A forma mais inteligente de estar ao lado das pessoas que nós amamos é amando. Acho que é a única coisa que nos salva. Inclusive, a organização do luto só é possível quando a gente tem uma consciência tranquila com relação ao outro. Quando você percebe que há obstáculos na compreensão, porque o outro não alcança a sua forma de pensar, opte por não ter razão. Opte por ficar em paz, em vez de ter razão (risos).
Por que o livro é assinado apenas por “Fábio de Melo”, sem o título de “padre”, como em outros lançamentos anteriores?
Acho que é bacana retirar o título de padre para ficar só o escritor. Porque, muitas vezes, quando uma pessoa pega um livro escrito por um padre, ela pode ler na esperança de que vai encontrar algum conteúdo religioso. E nem tudo que escrevo tem uma necessidade de comunicar um conteúdo religioso institucional. Ele é religioso porque tudo aquilo que é humano também é essencialmente religioso. Mas foi uma maneira de trazer uma universalidade ao texto.

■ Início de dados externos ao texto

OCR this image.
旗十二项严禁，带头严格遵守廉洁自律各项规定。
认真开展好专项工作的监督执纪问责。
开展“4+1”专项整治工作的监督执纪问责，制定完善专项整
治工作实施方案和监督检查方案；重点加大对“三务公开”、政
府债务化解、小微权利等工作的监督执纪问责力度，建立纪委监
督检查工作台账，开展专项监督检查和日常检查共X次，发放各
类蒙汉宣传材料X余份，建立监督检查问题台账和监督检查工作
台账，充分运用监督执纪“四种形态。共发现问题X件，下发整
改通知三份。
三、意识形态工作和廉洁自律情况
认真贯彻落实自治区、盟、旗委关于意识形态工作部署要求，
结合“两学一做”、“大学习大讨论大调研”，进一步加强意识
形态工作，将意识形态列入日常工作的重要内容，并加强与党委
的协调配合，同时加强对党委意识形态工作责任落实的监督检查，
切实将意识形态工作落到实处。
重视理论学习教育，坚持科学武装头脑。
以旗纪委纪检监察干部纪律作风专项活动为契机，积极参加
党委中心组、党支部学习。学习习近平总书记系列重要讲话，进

O senhor já fez diversas viagens para a Terra Santa, inclusive conduzindo fiéis brasileiros em excursões de turismo religioso. Como recebeu a notícia da guerra entre Israel e o Hamas?
Sim, eu já estive presente ali muitas vezes. É um conflito milenar, com uma dificuldade enorme de ser resolvido. Lamento muito que, num momento em que nós esperaríamos estar num processo avançado de evolução humana, ainda tenhamos guerras. Guerras por territórios, por dignidade. É com muita tristeza que olho para tudo aquilo. É o que posso dizer.